From a while back…
Variations in how your ancestor’s name was spelled can be endlessly frustrating. However, it’s worth remembering that a variation of how your ancestor’s name appears in an index can arise from a variety of situations:
- Your ancestor did not know how to spell his name
- Your ancestor could not read
- Your ancestor did not speak clearly
- Your ancestor had an accent with which the writer of his name was unfamiliar
- The clerk didn’t care
- The clerk had bad writing
- The transcriber could not read the name
- The transcriber did not care
- The transcriber made a typographical error
- The document has faded over time and is difficult to read
- Or something else
Keep in mind that one of more of these could explain why James Rampley ends up indexed as Jarvis Pample.
One response
These are all great reasons for spelling irregularities.

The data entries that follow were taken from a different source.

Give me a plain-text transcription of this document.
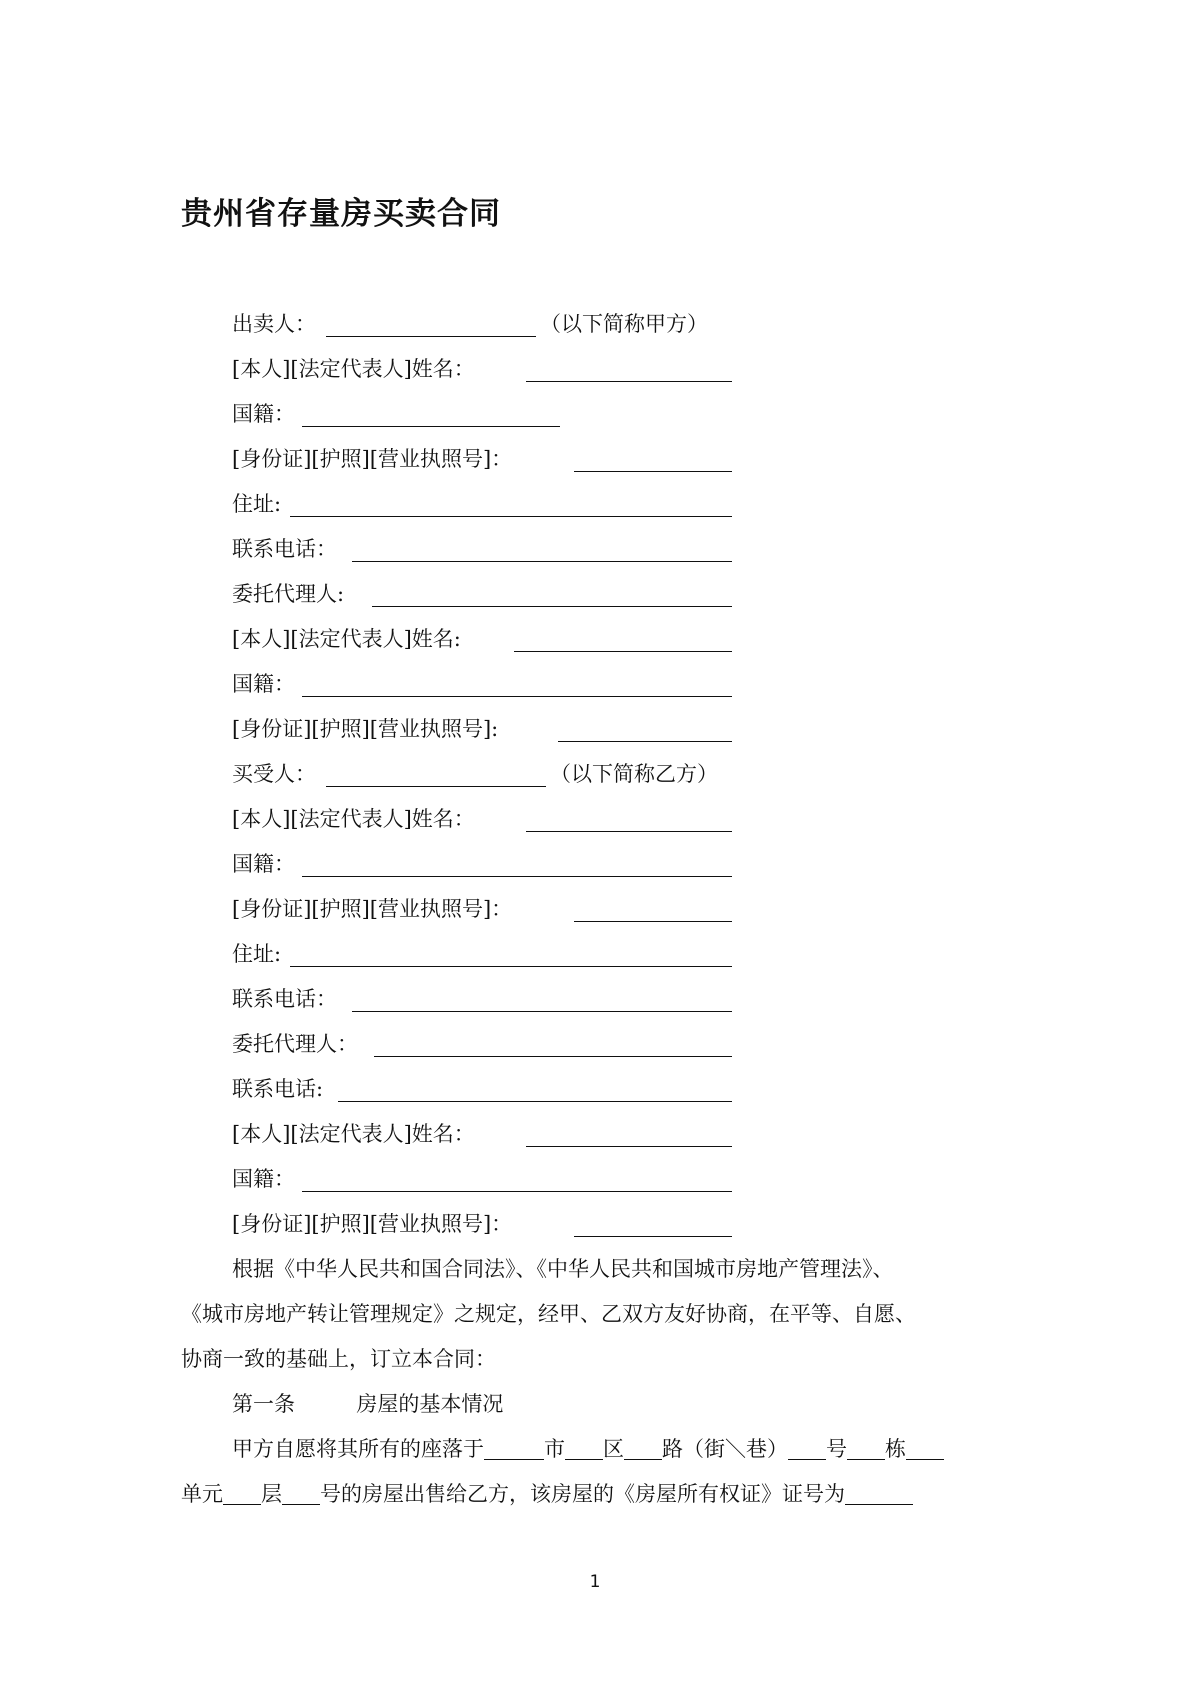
贵州省存量房买卖合同
出卖人：	（以下简称甲方）
[本人][法定代表人]姓名：
国籍：
[身份证][护照][营业执照号]：
住址:
联系电话：
委托代理人:
[本人][法定代表人]姓名:
国籍：
[身份证][护照][营业执照号]:
买受人：	（以下简称乙方）
[本人][法定代表人]姓名：
国籍：
[身份证][护照][营业执照号]：
住址:
联系电话：
委托代理人：
联系电话:
[本人][法定代表人]姓名：
国籍：
[身份证][护照][营业执照号]：
根据《中华人民共和国合同法》、《中华人民共和国城市房地产管理法》、
《城市房地产转让管理规定》之规定，经甲、乙双方友好协商，在平等、自愿、
协商一致的基础上，订立本合同：
第一条	房屋的基本情况
甲方自愿将其所有的座落于	市 区 路（街＼巷） 号 栋
单元 层 号的房屋出售给乙方，该房屋的《房屋所有权证》证号为
1
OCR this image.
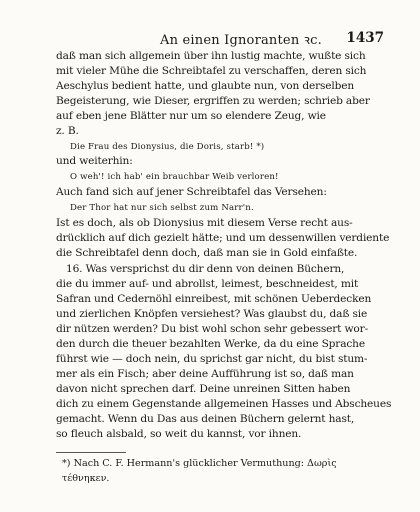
An einen Ignoranten ꝛc. 1437
daß man sich allgemein über ihn lustig machte, wußte sich
mit vieler Mühe die Schreibtafel zu verschaffen, deren sich
Aeschylus bedient hatte, und glaubte nun, von derselben
Begeisterung, wie Dieser, ergriffen zu werden; schrieb aber
auf eben jene Blätter nur um so elendere Zeug, wie
z. B.
Die Frau des Dionysius, die Doris, starb! *)
und weiterhin:
O weh'! ich hab' ein brauchbar Weib verloren!
Auch fand sich auf jener Schreibtafel das Versehen:
Der Thor hat nur sich selbst zum Narr'n.
Ist es doch, als ob Dionysius mit diesem Verse recht aus-
drücklich auf dich gezielt hätte; und um dessenwillen verdiente
die Schreibtafel denn doch, daß man sie in Gold einfaßte.
16. Was versprichst du dir denn von deinen Büchern,
die du immer auf- und abrollst, leimest, beschneidest, mit
Safran und Cedernöhl einreibest, mit schönen Ueberdecken
und zierlichen Knöpfen versiehest? Was glaubst du, daß sie
dir nützen werden? Du bist wohl schon sehr gebessert wor-
den durch die theuer bezahlten Werke, da du eine Sprache
führst wie — doch nein, du sprichst gar nicht, du bist stum-
mer als ein Fisch; aber deine Aufführung ist so, daß man
davon nicht sprechen darf. Deine unreinen Sitten haben
dich zu einem Gegenstande allgemeinen Hasses und Abscheues
gemacht. Wenn du Das aus deinen Büchern gelernt hast,
so fleuch alsbald, so weit du kannst, vor ihnen.
*) Nach C. F. Hermann's glücklicher Vermuthung: Δωρὶς
τέθνηκεν.
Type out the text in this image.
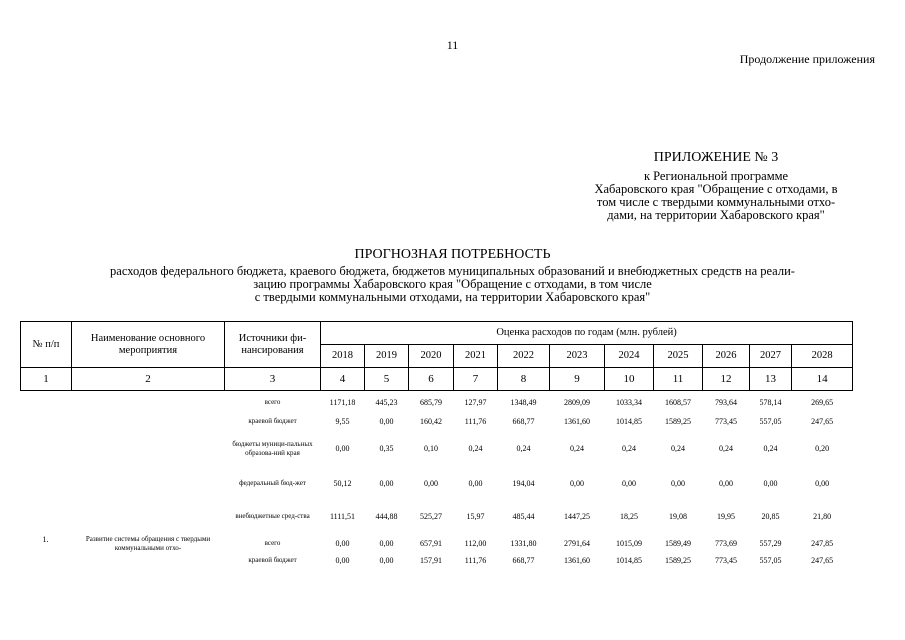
11
Продолжение приложения
ПРИЛОЖЕНИЕ № 3
к Региональной программе
Хабаровского края "Обращение с отходами, в
том числе с твердыми коммунальными отхо-
дами, на территории Хабаровского края"
ПРОГНОЗНАЯ ПОТРЕБНОСТЬ
расходов федерального бюджета, краевого бюджета, бюджетов муниципальных образований и внебюджетных средств на реали-
зацию программы Хабаровского края "Обращение с отходами, в том числе
с твердыми коммунальными отходами, на территории Хабаровского края"
№ п/п	Наименование основного мероприятия	Источники фи-нансирования	Оценка расходов по годам (млн. рублей)										
			2018	2019	2020	2021	2022	2023	2024	2025	2026	2027	2028
1	2	3	4	5	6	7	8	9	10	11	12	13	14
		всего	1171,18	445,23	685,79	127,97	1348,49	2809,09	1033,34	1608,57	793,64	578,14	269,65
		краевой бюджет	9,55	0,00	160,42	111,76	668,77	1361,60	1014,85	1589,25	773,45	557,05	247,65
		бюджеты муници-пальных образова-ний края	0,00	0,35	0,10	0,24	0,24	0,24	0,24	0,24	0,24	0,24	0,20
		федеральный бюд-жет	50,12	0,00	0,00	0,00	194,04	0,00	0,00	0,00	0,00	0,00	0,00
		внебюджетные сред-ства	1111,51	444,88	525,27	15,97	485,44	1447,25	18,25	19,08	19,95	20,85	21,80
1.	Развитие системы обращения с твердыми коммунальными отхо-	всего	0,00	0,00	657,91	112,00	1331,80	2791,64	1015,09	1589,49	773,69	557,29	247,85
		краевой бюджет	0,00	0,00	157,91	111,76	668,77	1361,60	1014,85	1589,25	773,45	557,05	247,65
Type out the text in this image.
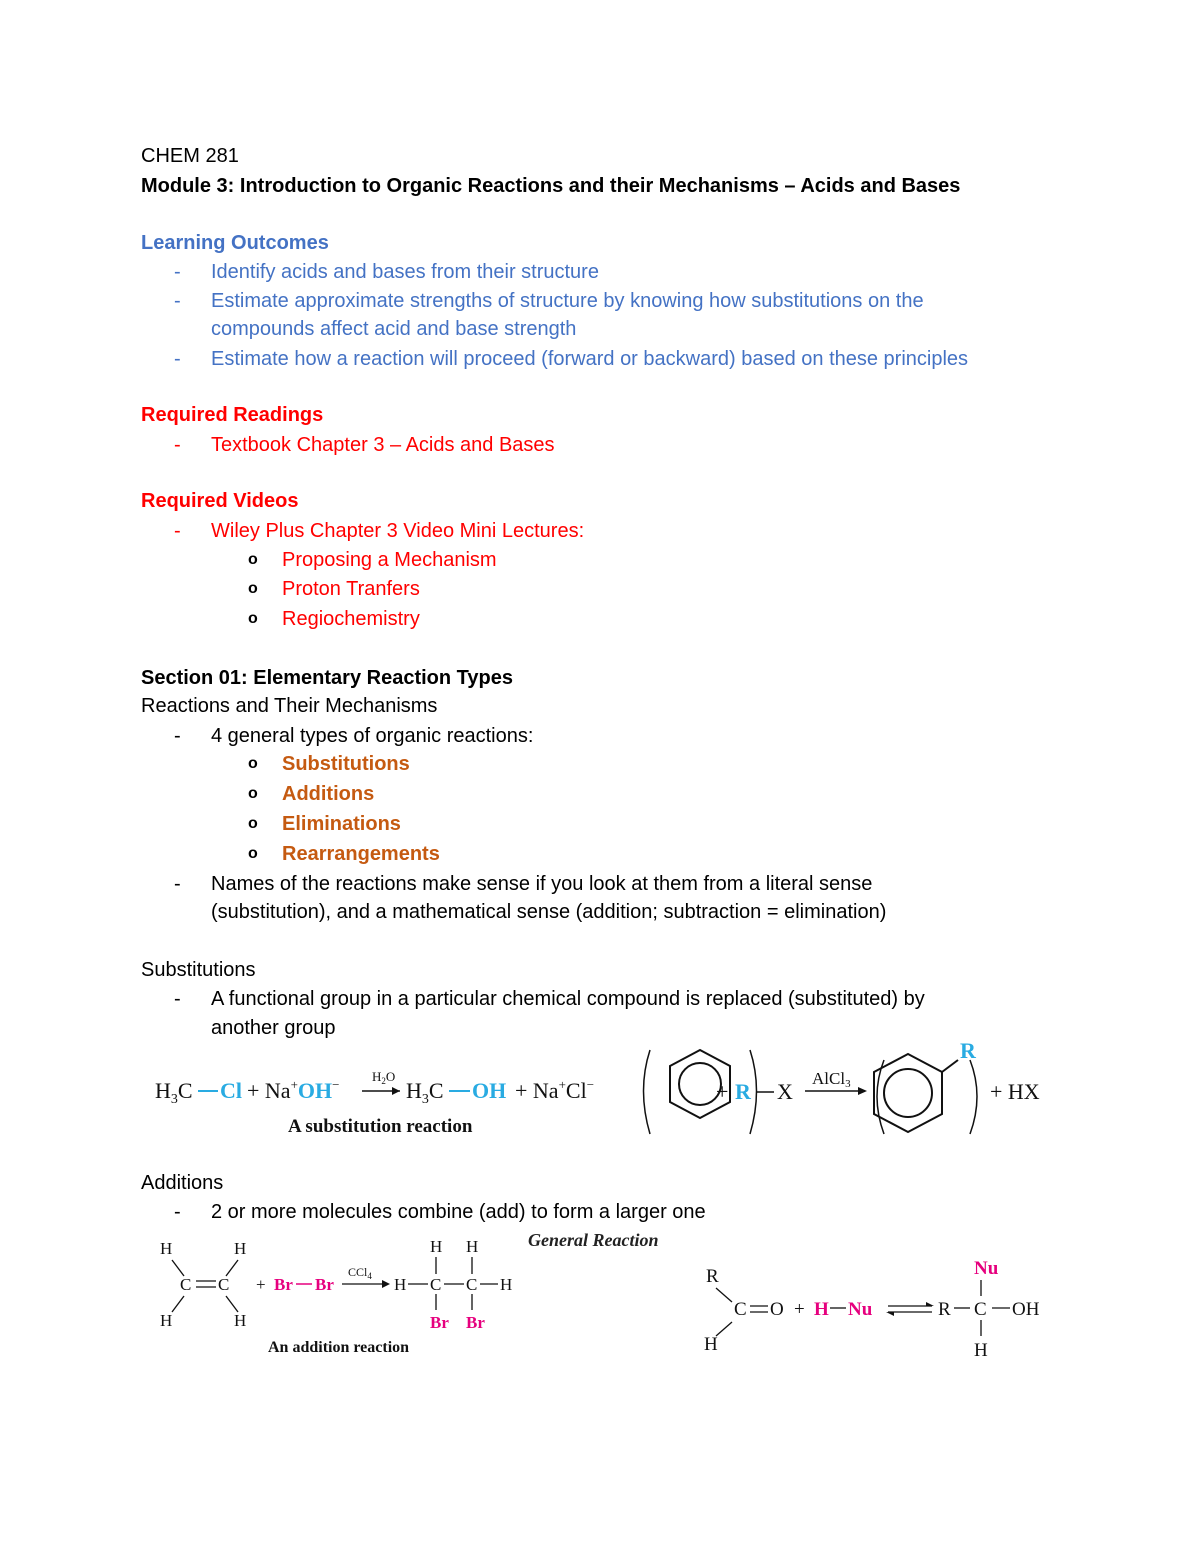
CHEM 281
Module 3: Introduction to Organic Reactions and their Mechanisms – Acids and Bases
Learning Outcomes
- Identify acids and bases from their structure
- Estimate approximate strengths of structure by knowing how substitutions on the
compounds affect acid and base strength
- Estimate how a reaction will proceed (forward or backward) based on these principles
Required Readings
- Textbook Chapter 3 – Acids and Bases
Required Videos
- Wiley Plus Chapter 3 Video Mini Lectures:
o Proposing a Mechanism
o Proton Tranfers
o Regiochemistry
Section 01: Elementary Reaction Types
Reactions and Their Mechanisms
- 4 general types of organic reactions:
o Substitutions
o Additions
o Eliminations
o Rearrangements
- Names of the reactions make sense if you look at them from a literal sense
(substitution), and a mathematical sense (addition; subtraction = elimination)
Substitutions
- A functional group in a particular chemical compound is replaced (substituted) by
another group
$H_3C$ Cl + Na+OH−
$H_2O$
$H_3C$ OH + Na+Cl−
A substitution reaction
+ R X
AlCl3
R
+ HX
Additions
- 2 or more molecules combine (add) to form a larger one
H	H
C C
H	H
+ Br Br
CCl$_4$
H H
H C C H
Br Br
An addition reaction
General Reaction
R
C O
H
+ H Nu	R C OH
Nu
H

Some of my forebears certainly arrived with names that one might expect stymied them, bureaucrats, census takers. But one of the surnames was Helm. Now how many variations could that contain? But when I started my geneology search, my family wouldn’t surface on the census files. I sat mulling it over and then thought to myself – ok, the census taker comes to the door and asks who lives here, and the responder says The Helms. So I searched (on Family Search) Helms. They popped right up! That was about 15 years ago, I’m still chuckling.